Ebomaf domine les contrats publics gabonais avec plus de 700 milliards de fcfa

Depuis le début de la transition politique en août 2023, le groupe burkinabè EBOMAF s’impose comme l’acteur incontournable des grands chantiers publics au Gabon. En moins de trois ans, l’entreprise fondée par l’entrepreneur Mahamadou Bonkoungou cumule des adjudications dépassant les 700 milliards de FCFA, un record pour un opérateur étranger dans le pays. Les réalisations s’étendent des axes routiers stratégiques à l’aéroport d’Andem, en passant par la future capitale administrative de Libreville, portés par les réformes portées par le président de transition Brice Clotaire Oligui Nguema.
Un quasi-monopole sur les infrastructures gabonaises
L’accélération des attributions de marchés à EBOMAF interroge par son volume et sa rapidité. Chaque appel d’offres annoncé semble systématiquement aboutir à la même attribution, sans que les détails des procédures de mise en concurrence ne soient systématiquement rendus publics. Les réalisations confiées au groupe burkinabè englobent des centaines de kilomètres de routes, des infrastructures aéroportuaires et un vaste projet urbain visant à désengorger la capitale gabonaise. Cette concentration des marchés soulève une problématique récurrente : le risque de dépendance à un seul prestataire.
Pour un État dont les ressources fiscales, notamment pétrolières, se sont contractées ces dernières années, cette situation réduit considérablement la marge de manœuvre budgétaire. L’endettement extérieur du Gabon, déjà scruté par les institutions financières internationales, pourrait se trouver encore fragilisé par cette accumulation de contrats aux modalités financières complexes.
Des engagements financiers opaques
Le montant de 700 milliards de FCFA, communiqué par EBOMAF, n’a pas fait l’objet d’une vérification ou d’une consolidation officielle par les autorités gabonaises. Ni le ministère des Travaux publics, ni celui des Comptes publics, ni même la Cour des comptes n’ont publié à ce jour un bilan détaillé des engagements financiers souscrits par l’État gabonais avec ce groupe. L’absence de données centralisées complique l’évaluation des flux réels : paiements directs, préfinancements bancaires ou mécanismes de compensation restent mal documentés.
Cette opacité alimente les doutes sur la gestion des circuits de trésorerie. Quelles sont les structures habilitées à valider les décomptes ? Quelles banques abritent les flux financiers ? Quelles garanties souveraines ont été mobilisées pour sécuriser les préfinancements ? Ces interrogations, essentielles dans le cadre des normes de gouvernance prônées par le Fonds monétaire international et la Banque africaine de développement, appellent une transparence renforcée. Pourtant, les inaugurations de chantiers se succèdent sans que les documents budgétaires correspondants ne soient accessibles.
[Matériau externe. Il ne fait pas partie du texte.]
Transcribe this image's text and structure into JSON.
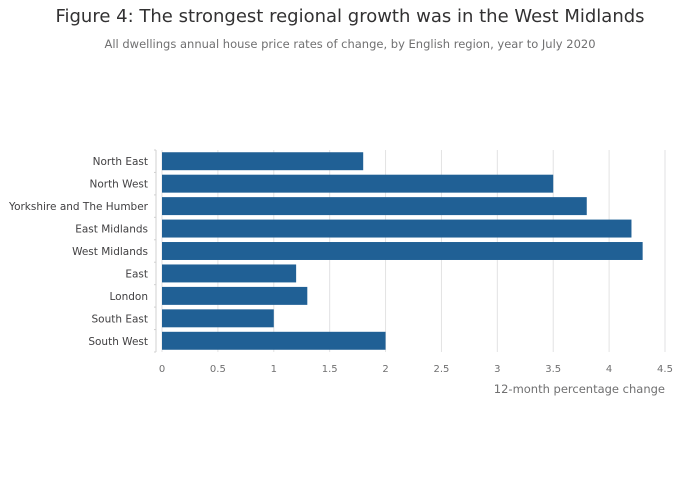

Un modèle de financement à double tranchant
EBOMAF a bâti son succès sur un modèle intégré, combinant exécution technique et préfinancement bancaire, souvent garanti par des établissements financiers ouest-africains. Ce dispositif offre un avantage immédiat aux États aux ressources limitées : il permet de démarrer rapidement des projets d’infrastructure sans mobiliser immédiatement des fonds publics. Cependant, il reporte sur les exercices budgétaires futurs le poids du remboursement, dont le coût réel dépend des conditions négociées.
Ce schéma a permis au groupe de s’imposer au Burkina Faso, en Côte d’Ivoire, au Togo et au Sénégal. Mais il a également suscité des polémiques récurrentes concernant les taux appliqués, les éventuels surcoûts ou encore la qualité des livrables. L’adoption de ce modèle à grande échelle au Gabon, dans un contexte politique encore instable, exige une analyse rigoureuse des clauses contractuelles et des dispositifs de contrôle mis en place.
Pour les partenaires financiers du Gabon, la transparence des engagements liés à EBOMAF dépasse la simple performance des chantiers. Elle engage la crédibilité de la trajectoire budgétaire affichée par les autorités de transition et la soutenabilité de la dette publique, surtout à l’approche d’échéances électorales. La publication d’un rapport consolidé sur ces contrats serait un signe fort de bonne gouvernance, alors que les bailleurs internationaux réévaluent leur exposition aux risques souverains gabonais.
Par ailleurs, cette centralisation des grands travaux interroge l’écosystème local du BTP. Les entreprises gabonaises, souvent reléguées à des rôles de sous-traitance, peinent à se développer faute d’accès aux marchés structurants. La gestion des comptes d’EBOMAF au Gabon reste un sujet flou, soulignant les défis de la diversification économique dans le secteur des infrastructures.